January doesn’t exactly call to you. It’s easy to zone out in the numbness of these dull, dreary days. And sometimes the look of January is hardly enough to make me look up. But the sounds out there, they still work.
It’s a quiet mid-afternoon, and I try to convince myself it’s peaceful. But the mood is more like melancholy. Trees and what’s left of plants look like they’re scarcely holding on. It’s a still cold quiet void. Quiet and gray. My spirit too.
Yet, if you hang around the quiet long enough, there’s more than silence.
A subtle rippling, just audible. Water moving over stones and around bends. Gentle enough to make singular tones. Soothing, like listening from another room, while a friend strums the guitar. Slowly picking, one string at at time.

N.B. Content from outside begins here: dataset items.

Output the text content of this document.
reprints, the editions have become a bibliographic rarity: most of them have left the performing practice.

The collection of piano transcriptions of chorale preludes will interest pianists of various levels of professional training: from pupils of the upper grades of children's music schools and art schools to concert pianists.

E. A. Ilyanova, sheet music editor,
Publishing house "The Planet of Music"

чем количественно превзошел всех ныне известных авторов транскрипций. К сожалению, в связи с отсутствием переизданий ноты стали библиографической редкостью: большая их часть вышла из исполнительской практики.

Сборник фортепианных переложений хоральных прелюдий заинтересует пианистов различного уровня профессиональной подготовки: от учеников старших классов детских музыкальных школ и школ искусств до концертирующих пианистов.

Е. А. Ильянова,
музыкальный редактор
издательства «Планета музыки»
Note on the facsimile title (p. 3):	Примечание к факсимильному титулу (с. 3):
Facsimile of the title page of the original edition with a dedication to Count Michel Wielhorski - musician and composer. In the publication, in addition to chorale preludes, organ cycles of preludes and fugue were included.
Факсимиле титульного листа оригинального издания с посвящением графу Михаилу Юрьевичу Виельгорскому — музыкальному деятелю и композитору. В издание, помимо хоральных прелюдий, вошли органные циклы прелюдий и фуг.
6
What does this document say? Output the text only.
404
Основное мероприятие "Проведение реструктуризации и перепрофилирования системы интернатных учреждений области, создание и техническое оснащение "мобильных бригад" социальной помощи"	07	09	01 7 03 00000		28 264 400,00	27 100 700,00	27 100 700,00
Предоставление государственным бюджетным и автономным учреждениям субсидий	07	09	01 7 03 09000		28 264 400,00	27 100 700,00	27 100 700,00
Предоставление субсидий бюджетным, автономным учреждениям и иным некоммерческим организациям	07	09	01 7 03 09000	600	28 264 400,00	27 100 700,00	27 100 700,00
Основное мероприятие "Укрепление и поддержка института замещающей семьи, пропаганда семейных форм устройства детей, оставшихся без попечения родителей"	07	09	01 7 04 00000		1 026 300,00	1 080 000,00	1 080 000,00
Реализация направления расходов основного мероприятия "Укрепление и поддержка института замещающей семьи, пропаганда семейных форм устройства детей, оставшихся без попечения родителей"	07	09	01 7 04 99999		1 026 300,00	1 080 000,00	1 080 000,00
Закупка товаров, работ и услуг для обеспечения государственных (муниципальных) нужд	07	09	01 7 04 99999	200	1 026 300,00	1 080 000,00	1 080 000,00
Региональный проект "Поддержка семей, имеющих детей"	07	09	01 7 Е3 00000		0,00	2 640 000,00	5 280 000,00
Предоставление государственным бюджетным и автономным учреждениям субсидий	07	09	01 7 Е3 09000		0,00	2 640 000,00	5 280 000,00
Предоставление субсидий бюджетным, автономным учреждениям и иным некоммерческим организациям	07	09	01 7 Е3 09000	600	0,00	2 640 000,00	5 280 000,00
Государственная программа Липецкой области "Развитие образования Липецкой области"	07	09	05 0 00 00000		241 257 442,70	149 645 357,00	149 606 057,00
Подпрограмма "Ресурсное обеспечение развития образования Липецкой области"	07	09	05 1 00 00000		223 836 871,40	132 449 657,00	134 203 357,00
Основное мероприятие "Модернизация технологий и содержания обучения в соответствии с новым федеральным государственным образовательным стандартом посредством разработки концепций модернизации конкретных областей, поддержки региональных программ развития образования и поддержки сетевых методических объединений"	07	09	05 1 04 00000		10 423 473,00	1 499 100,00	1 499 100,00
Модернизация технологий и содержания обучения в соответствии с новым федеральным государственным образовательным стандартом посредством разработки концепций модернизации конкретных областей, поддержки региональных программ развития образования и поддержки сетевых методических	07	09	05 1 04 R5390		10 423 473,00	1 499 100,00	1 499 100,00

Then the chirps. Tiny chirps. Jays and towhees. Cardinals, for sure. Their winter tones are sweet and relaxed now. Comfortable, less commanding, less stressed, almost purposeless. Not the loud complicated spring show-off mating songs or the summer alarms and calls. It’s soft and gentle. As if they’re going about life, hunting the brush for a meal or snack, and mindlessly humming.
There’s been too much gray. Too much cloudy. I’d rather have snow. But we get comfort where we can. And January brings a quiet comfort. If nothing else, it brings quiet. Quiet intersecting lonely intersecting reassurance. A kind of hushed reassurance.